皆守がその後ろで大きな欠伸をしている。どちらかというと、俺の心境はそっちに近い。達成感よりも、最も強く感じているのは疲労だ。腹減った。慰めてくれる彼女が欲しい。心の中で呟きながら、奥の間に鎮座する黄金に手を伸ばす。その瞬間を見計らったように、カラスが低い声で言った。

「カネタロウの最期、知ってるか?」

思わずはっと息を飲んだ。
 カネタロウは、秘宝を取り上げたその瞬間に、発動した罠にかかって死んだのだ。たった一人で鬼ヶ島遺跡に挑み、非業の死を遂げたカネタロウ。彼は死の直前に、得た秘宝を亀急便に託した。それが俺達の所属する誇り高きロゼッタ協会を、延いては勇敢なる《宝探し屋》を在らしめたのだ。カネタロウの悲劇を繰り返さぬ為に、俺は先輩から様々な事を学び、またそれを乗り越えてゆかねばならない。
 溢れる感情を拳に宿らせ、俺は顔を上げた。カラスが力強く頷く。その横で、皆守が「あ、俺は他人だから。関係ないから。
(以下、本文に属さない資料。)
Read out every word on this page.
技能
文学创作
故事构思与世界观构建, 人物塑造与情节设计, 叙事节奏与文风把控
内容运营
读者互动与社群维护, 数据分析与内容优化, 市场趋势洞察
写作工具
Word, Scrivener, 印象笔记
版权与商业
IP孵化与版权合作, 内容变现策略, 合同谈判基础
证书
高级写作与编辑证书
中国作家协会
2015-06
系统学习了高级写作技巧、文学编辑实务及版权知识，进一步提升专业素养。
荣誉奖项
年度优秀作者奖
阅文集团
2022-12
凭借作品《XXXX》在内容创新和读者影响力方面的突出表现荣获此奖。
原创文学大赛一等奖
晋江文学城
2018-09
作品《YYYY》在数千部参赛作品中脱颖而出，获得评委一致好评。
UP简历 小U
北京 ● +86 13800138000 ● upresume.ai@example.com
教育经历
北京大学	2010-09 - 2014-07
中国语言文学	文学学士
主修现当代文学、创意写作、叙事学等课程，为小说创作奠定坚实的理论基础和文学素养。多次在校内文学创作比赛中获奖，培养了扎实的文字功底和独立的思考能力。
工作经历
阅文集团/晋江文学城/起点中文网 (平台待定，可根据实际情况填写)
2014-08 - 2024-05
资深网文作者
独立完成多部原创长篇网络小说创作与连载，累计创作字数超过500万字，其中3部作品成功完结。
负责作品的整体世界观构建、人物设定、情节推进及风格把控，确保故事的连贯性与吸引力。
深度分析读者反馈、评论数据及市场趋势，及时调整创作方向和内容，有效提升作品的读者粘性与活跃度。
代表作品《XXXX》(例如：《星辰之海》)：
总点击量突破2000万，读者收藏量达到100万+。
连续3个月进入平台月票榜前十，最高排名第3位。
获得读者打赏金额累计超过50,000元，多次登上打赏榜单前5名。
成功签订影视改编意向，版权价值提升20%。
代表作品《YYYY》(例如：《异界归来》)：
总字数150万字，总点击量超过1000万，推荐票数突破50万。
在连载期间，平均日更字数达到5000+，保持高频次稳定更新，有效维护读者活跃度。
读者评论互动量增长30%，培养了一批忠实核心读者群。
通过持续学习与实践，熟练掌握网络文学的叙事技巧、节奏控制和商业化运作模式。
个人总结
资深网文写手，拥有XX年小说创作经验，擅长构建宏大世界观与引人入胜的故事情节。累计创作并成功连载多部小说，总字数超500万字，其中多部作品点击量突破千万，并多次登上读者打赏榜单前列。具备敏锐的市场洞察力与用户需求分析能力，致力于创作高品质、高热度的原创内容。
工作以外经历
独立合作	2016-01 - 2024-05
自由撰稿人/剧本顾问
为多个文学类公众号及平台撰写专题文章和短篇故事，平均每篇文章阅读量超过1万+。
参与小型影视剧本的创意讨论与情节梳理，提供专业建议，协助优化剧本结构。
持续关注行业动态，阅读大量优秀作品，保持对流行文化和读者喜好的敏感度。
こっちに話し振るなよ」とでも言いたそうに宙を見詰めている。沈黙は金などというが、その雄弁な沈黙はなんだかとても燻し銀だった。彼にも謝意を示し、足を踏み出す。
 黄金に触れる直前に、俺は一度だけ振り返って二人に微笑んで見せた。数々の遺跡を踏破すると共に、数々のどうしようもない伝説を残した《宝探し屋》とそのバディ。いつか、と言おうとして、思いなおして口を閉じた。皆守がカラスに寄りかかっていたからだ。後ろからカラスの肩に腕を引っ掛け、完全に体重を預けている。カラスは慣れた仕草でそれを支えていた。リラックスしすぎというか、ええと、あれ?俺が混乱していると、カラスが皆守の髪を撫でた。頬をくすぐる髪を優しく叩き、皆守の耳元で何事か囁く。
 すみません、とっとと終わらせます。だからもうちょっと我慢してください。口中で呟き、素早く秘宝を取り上げる。罠は発動しなかった。息を吐き、踵を返す。
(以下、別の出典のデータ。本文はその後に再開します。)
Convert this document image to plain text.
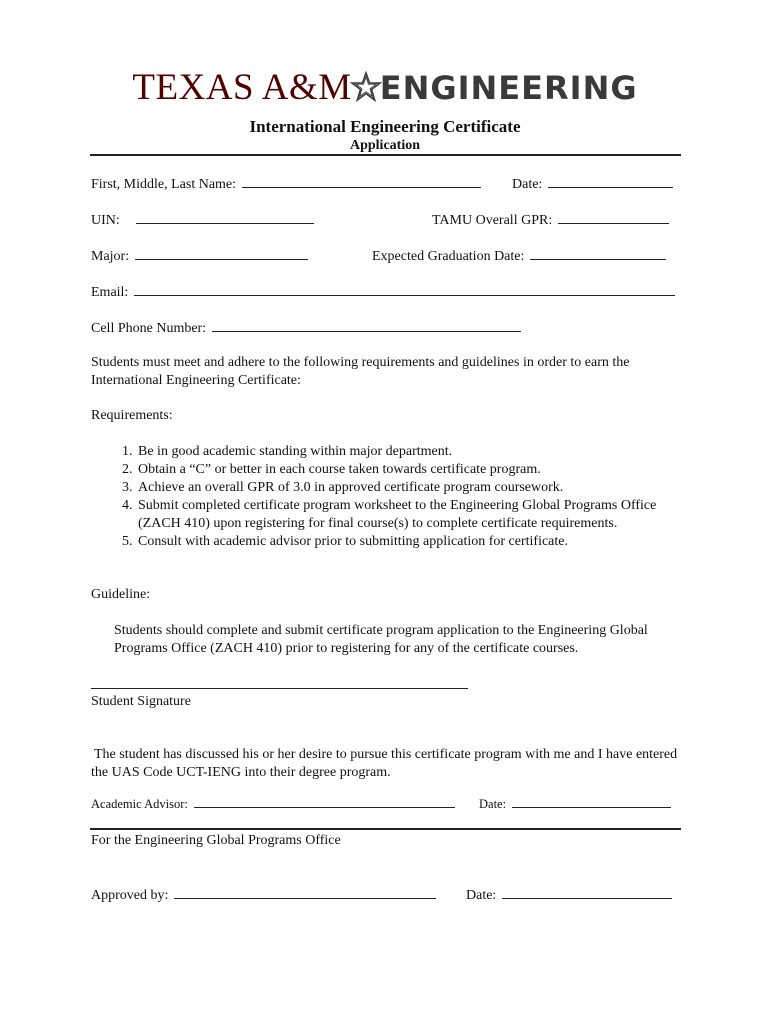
TEXAS A&M ENGINEERING
International Engineering Certificate
Application
First, Middle, Last Name:	Date:
UIN:	TAMU Overall GPR:
Major:	Expected Graduation Date:
Email:
Cell Phone Number:
Students must meet and adhere to the following requirements and guidelines in order to earn the International Engineering Certificate:
Requirements:
1. Be in good academic standing within major department.
2. Obtain a “C” or better in each course taken towards certificate program.
3. Achieve an overall GPR of 3.0 in approved certificate program coursework.
4. Submit completed certificate program worksheet to the Engineering Global Programs Office (ZACH 410) upon registering for final course(s) to complete certificate requirements.
5. Consult with academic advisor prior to submitting application for certificate.
Guideline:
Students should complete and submit certificate program application to the Engineering Global Programs Office (ZACH 410) prior to registering for any of the certificate courses.
Student Signature
The student has discussed his or her desire to pursue this certificate program with me and I have entered the UAS Code UCT-IENG into their degree program.
Academic Advisor:	Date:
For the Engineering Global Programs Office
Approved by:	Date:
 来た道を戻りながら、俺は真剣に悩んだ。《宝探し屋》を続けるべきか否か。はっきりいって、この仕事は俺には向いていないような気がする。田舎に帰って店を継ごうかな。先を歩く二人は、まるで放課後の高校生のようにじゃれ合っている。沈黙も闇も、傷付く事も傷付ける事も、彼等はきっと恐れない。そして俺は、恐らくそんな風にはなれないだろう。憐れな異形も、それを攻撃する自分の手も、何もかもが竦むほど恐ろしい。
 約58時間ぶりの陽光が、俺の目を鋭く刺した。カラスが振り向いて「お疲れ」と笑う。皆守にも視線を向けて、同じように笑った。それに笑い返す事はせず、皆守がグローブを外して左拳を握る。ゴツっと音を立てて傷だらけの拳をぶつけ合い、そのまま視線も合わせずに空の下にぶらりと足を踏み入れた。彼等にとって、ここはまだ旅の途中なのだろう。

 手の中の黄金が、陽光を反射して輝いている。その黄金が、久し振りの太陽に喜んでいるように見えなければ、きっと俺は迷ったりしなかった。迷うまでもなく、こんな危険な仕事はとっととやめていたに違いない。闇に息づく全ての異形を愛してさえいなければ、こんな恐怖を知る事もなかったのに。そして最大の難問は、同病を患う男二人が実に幸福そうに見える事だ。
 俺はきっと、これからも震えながら闇に降りるのだろう。